While the various schemes are helping to reduce the deficit in rural water supply and increasing water coverage, they have done little to foster local organizational capacity. The results of this study show that involvement of users in the development, implementation, and O&M of water supply systems has not yet been sufficient to achieve a desirable level of sustainability. Women, the primary water collectors in most rural households, have the most interest in ensuring that the water and sanitation service is designed to match their needs and performs well, and they need to be more involved than has been the case to date.

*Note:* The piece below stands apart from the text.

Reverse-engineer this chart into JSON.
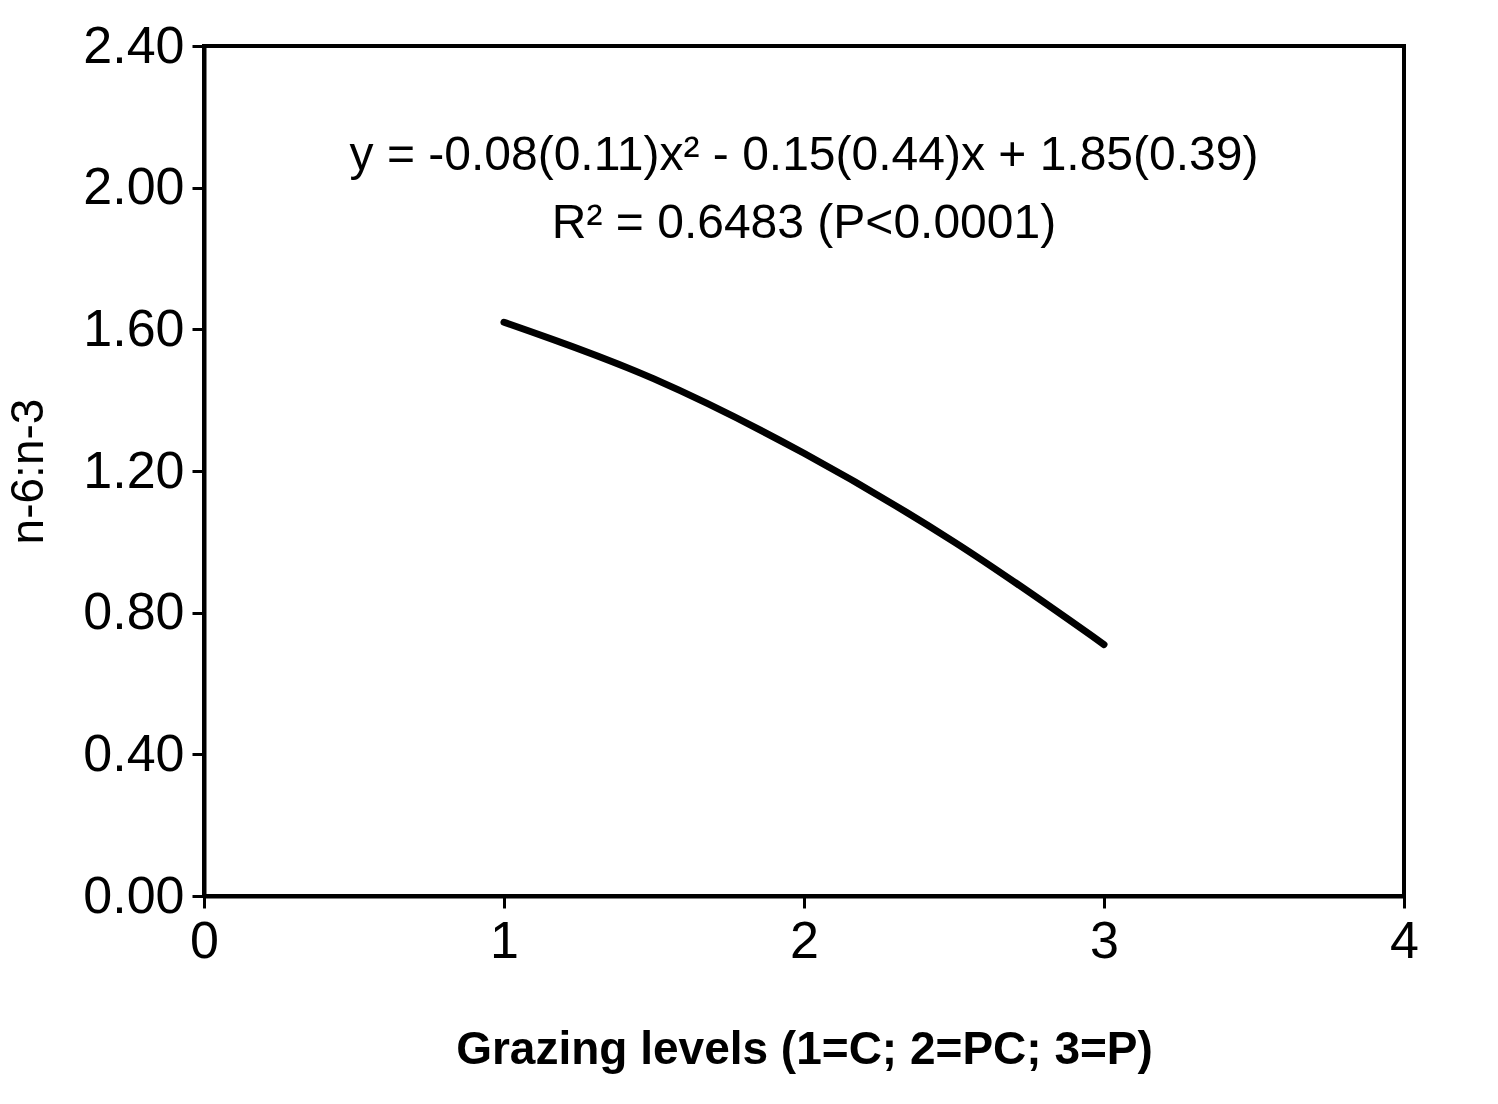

The study finds that project designers need to adjust the approach to service delivery according to existing levels of social capital. Special efforts may be necessary to motivate and mobilize community members if water systems are to operate sustainably in weaker communities. Besides the general lessons generated by the study (inter alia on the importance of adequate social mobilization, project rules, and hygiene education; and the efficacy and effectiveness of the community-basedapproach), policy recommendations include the advisability of respecting beneficiary aspirations for appropriate levels of service. Factors such as participation in multiple community activities by water committee members participation in system design, participation in system construction, improved beneficiary health, and satisfactory participation in the water group by women are all positively related to above-average system performance and should therefore receive special attention during water and sanitation project design.